Peneliti militer Tiongkok menguji sistem satelit baru yang mampu memantau rantai pasokan global menggunakan Internet of Things. Berdasarkan konstelasi 66 satelit kecil, tujuannya adalah untuk memperkuat inisiatif sabuk dan jalan dan “menegakkan aturan kita sendiri.” Ini menimbulkan kekhawatiran di Washington, yang mengakibatkan pengecualian crane manufaktur Cina dari pelabuhan AS.
Beijing (Asia/Lembaga): Dalam permainan global untuk mengendalikan rantai pasokan, Cina terlihat seperti kartu baru di bawah manga, sistem yang mampu melacak ratusan juta kontainer di seluruh dunia. Teknologi ini dikembangkan oleh para peneliti dari Angkatan Darat Tiongkok, mengeksploitasi potensi Internet of Things (IoT).
Sebuah artikel yang diterbitkan dalam edisi terakhir dari Majalah NudtPublikasi National University of Defense Technology (NUDT) di Changsha, mengatakan bahwa eksperimen terbaru menunjukkan bahwa Cina dapat mengumpulkan data waktu nyata tentang lokasi dan kondisi internal, serta menangani peringatan.
Teknologi berfokus pada satelit Tiantuo-5, yang diluncurkan oleh Republik Rakyat Tiongkok pada tahun 2020.
Jika dibangun, jaringan satelit dapat menjadi landasan bagi strategi Beijing untuk berhenti menyelundupkan, mengidentifikasi, misalnya, pengiriman barang yang dibatasi melalui negara ketiga, sambil menawarkan visibilitas yang belum pernah terjadi sebelumnya dalam aliran komersial global.
“Ini bukan hanya tentang menangkap penyelundup,” kata seorang ahli logistik yang berbasis di Beijing yang dikutip olehnya Posting di pagi hari Cina selatan. “Ini tentang menciptakan sistem untuk menegakkan aturan kita sendiri dan melanggar rantai yang dikenakan pada negara -negara berkembang selama lebih dari seabad. Ini adalah revolusi teknologi berbasis ruang. “
Sistem yang dirancang oleh tim yang dipimpin oleh Li Songting dan Chen Lihu, profesor terkait Fakultas Sains Aerospace dan Teknik Nudt, didasarkan pada rasi bintang 66 nanosatelit dengan biaya rendah, masing -masing lebih kecil dari lemari es.
Salah satu inovasi utama adalah jaringan hibrida yang memisahkan sensor “statis” yang paling lambat, seperti yang ada di port, sensor dalam elemen gerakan cepat. Saat menggunakan protokol sinyal yang berbeda, tabrakan data dapat dihindari.
Para peneliti memperkenalkan efisiensi di tingkat militer dalam proyek ini, mengambil teknik pinjaman dari sistem pemantauan rudal China untuk memproses 10 kali lebih banyak aliran data daripada satelit komersial seperti Iridium.
Sensor dapat mendeteksi ketika wadah membuka setengah perjalanan atau terpapar suhu abnormal.
Menurut artikel itu, selama tes, satu satelit mengumpulkan dan menganalisis lebih dari satu juta pesan yang dikeluarkan oleh kapal dalam satu hari.

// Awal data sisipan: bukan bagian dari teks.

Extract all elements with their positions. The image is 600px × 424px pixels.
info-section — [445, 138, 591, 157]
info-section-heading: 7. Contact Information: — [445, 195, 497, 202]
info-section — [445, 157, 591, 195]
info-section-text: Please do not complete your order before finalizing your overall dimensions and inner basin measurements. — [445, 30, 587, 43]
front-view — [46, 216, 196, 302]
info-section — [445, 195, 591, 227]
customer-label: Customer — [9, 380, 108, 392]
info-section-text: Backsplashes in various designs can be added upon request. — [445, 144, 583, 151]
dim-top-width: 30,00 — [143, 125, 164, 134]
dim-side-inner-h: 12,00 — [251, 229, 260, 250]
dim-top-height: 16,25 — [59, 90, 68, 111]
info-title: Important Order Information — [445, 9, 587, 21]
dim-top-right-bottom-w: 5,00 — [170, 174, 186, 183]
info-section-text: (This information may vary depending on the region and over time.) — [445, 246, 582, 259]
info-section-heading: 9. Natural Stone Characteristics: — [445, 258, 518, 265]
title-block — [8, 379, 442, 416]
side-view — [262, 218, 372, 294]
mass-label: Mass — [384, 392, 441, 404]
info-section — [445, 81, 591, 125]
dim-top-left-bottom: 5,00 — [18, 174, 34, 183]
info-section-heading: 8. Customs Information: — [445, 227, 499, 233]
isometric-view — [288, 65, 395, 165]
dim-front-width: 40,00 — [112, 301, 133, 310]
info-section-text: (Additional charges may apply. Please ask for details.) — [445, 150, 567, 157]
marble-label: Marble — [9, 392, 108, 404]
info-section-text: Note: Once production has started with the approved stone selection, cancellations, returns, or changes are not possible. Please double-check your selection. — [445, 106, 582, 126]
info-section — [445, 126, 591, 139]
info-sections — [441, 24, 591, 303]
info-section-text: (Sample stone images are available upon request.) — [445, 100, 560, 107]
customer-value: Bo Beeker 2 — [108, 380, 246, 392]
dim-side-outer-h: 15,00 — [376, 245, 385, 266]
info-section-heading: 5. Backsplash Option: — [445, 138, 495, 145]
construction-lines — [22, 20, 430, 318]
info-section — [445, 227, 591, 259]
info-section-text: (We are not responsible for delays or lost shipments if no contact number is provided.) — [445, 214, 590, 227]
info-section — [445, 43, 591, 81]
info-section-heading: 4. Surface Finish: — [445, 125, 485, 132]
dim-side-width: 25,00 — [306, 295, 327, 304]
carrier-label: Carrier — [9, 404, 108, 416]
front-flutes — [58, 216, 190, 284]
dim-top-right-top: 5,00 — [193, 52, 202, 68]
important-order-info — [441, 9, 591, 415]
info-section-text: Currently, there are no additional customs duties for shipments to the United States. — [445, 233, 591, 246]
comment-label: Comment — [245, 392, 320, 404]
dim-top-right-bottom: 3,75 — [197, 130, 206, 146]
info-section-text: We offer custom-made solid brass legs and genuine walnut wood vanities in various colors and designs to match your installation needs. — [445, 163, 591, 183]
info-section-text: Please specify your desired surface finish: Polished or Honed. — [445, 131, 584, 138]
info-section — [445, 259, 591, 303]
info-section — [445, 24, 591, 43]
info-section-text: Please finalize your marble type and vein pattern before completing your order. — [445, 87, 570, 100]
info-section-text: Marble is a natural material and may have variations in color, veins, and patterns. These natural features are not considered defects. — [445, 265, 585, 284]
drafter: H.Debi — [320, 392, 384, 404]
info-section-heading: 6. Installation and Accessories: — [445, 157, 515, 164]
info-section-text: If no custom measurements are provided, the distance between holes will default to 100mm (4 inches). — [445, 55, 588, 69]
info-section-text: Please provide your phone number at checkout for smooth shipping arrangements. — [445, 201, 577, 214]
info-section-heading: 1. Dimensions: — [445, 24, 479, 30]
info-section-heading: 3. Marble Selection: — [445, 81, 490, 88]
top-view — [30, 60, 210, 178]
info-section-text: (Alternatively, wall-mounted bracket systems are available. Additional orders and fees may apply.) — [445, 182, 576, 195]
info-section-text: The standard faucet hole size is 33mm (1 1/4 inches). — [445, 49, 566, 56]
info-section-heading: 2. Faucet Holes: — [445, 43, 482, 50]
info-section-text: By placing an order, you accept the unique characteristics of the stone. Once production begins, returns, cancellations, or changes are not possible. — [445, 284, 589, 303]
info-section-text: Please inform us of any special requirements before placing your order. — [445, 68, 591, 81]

Menurut Li dan Chen, teknologi ini juga dapat membantu inisiatif Belt and Road di Cina, mengintegrasikan proyek infrastruktur kontrol data.
Peneliti Cina bersikeras pada tujuan damai sistem, tetapi pejabat AS dan pemimpin politik sudah lelah.
Akibatnya, Washington baru -baru ini melarang penggunaan tim Cina, seperti crane, di pelabuhannya, takut bahwa mereka dapat mengumpulkan dan mengirimkan data ke Cina.
Jika Cina menampilkan seluruh rasi bintang 66 satelit, seperti yang direncanakan, itu akan menjadi negara pertama yang menggunakan jaringan IoT untuk melacak ratusan juta kontainer beban di poin akhir.
Sistem OrbComm AS, yang sudah ada dalam layanan, hanya dapat menghubungkan 10 juta perangkat, sementara SpaceX Starlink berfokus pada koneksi internet berkecepatan tinggi alih -alih transmisi data industri.